Thinking that she was even deeper into this therapy crap than I’d thought, I said, “I just wish you’d talked to me about it right away. I could’ve . . . I don’t know . . . helped.”
“I tried to talk to you about it once,” she said, “but I couldn’t. Communication was a big problem for us—it still is a problem. That’s why I still need therapy so badly. Except for Dr. Carmadie, you’re the only person I’ve ever talked to about any of this.”
“Well, it’s over now for both of us,” I said, starting to massage her hand gently. “Now we can go on with our lives.”
She jerked her hand away.
“It’s not over for me,” she said. “Maybe it’s over for you, but it’ll never be over for me. I don’t mean to belittle what happened to you, but do you really have any idea what I went through? This guy, Michael Rudnick, he wasn’t related to you. Can you imagine growing up, having the person who’s abusing you in your
family?
Watching your parents treat him like he’s this great person when you know he’s a scumbag? I don’t think anyone can understand what that’s like unless it’s happened to them. In a way, you were lucky.”
“Lucky?”
“Maybe not lucky—
fortunate.
You had a chance to confront Michael Rudnick before he died. I never had that chance. My uncle died a year after he moved to Chicago. Just dropped dead mowing the grass in his backyard one morning. I cried for days when I found out. How fucked up is
that?
I actually cried over that sick fucking bastard. I mean I can really understand why you went to his office that day to confront him. I can’t tell you how many times I’ve fantasized about confronting my uncle. I’d look him in the eye and say, ‘Fuck you, you ugly son of a bitch. How could you do that to a child?’ Other times, I imagine him sitting there in the reclining chair in his office, in the same chair he used to make me sit in when . . . Anyway, he’s sitting there, smoking one of his stinky cigars, and I sneak up behind him with one of those strings that Mafia guys use. I put the string around his neck and then pull, so hard he gets lifted up off the chair. Then I watch his big bald head turn purple until he stops struggling, until I just let go, and his fat, ugly body falls back onto the chair.”

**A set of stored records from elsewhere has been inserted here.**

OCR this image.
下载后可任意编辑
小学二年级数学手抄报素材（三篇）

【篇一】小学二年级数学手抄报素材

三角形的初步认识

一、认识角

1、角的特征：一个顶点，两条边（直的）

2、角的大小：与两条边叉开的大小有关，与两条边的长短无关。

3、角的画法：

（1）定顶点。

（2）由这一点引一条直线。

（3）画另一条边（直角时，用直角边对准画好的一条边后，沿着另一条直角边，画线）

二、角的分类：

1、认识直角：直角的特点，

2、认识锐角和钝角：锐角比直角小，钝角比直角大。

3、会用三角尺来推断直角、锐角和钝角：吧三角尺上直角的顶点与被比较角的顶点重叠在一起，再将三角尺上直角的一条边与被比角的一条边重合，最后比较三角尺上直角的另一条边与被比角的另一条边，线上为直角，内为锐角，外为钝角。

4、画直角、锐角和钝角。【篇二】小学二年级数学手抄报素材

Suddenly, Paula’s face was turning bright pink, as if someone were strangling
her.
I could tell that in her mind she was there, killing her uncle, and I remembered how exhilarated I had felt when I was attacking Rudnick in the parking lot, as if for a few seconds I was outside my body, watching myself, the way people are supposed to feel before they die. I felt an urge to tell her the truth about everything. Maybe she’d understand why I’d done it and I wouldn’t have to keep it a secret from her anymore.
But instead I said, “I’m glad you didn’t do that.”
“Why?” Paula asked, her face still flushed.
“Because people might not’ve believed you. You could’ve gone to jail, your life ruined because of some fucking pervert.”
Paula was crying. I went over and put my arms around her waist. After a while, she put her arms around me and we held each other that way for a long time.
While Paula was getting ready for bed, I walked Otis. Now that Paula and I were back on good terms, there was a noticeable change in Otis’s personality. He was much spunkier than he had been lately, walking ahead of me, exploring all the people and objects we passed, keeping the leash taut.
As I walked Otis toward Second Avenue, I realized why Rudnick had told his wife about me. He was afraid I would blackmail him, so he’d told his wife that I had accused him of molesting me
before
I had a chance to make any demands. He’d probably told her that I was crazy and had made up the molestation story to capitalize on what I’d heard about him and the kid on the soccer team. This way, if I took my story public there would be a chance his wife would believe him.
I smiled, thinking about how desperate Rudnick must have been during his last days alive.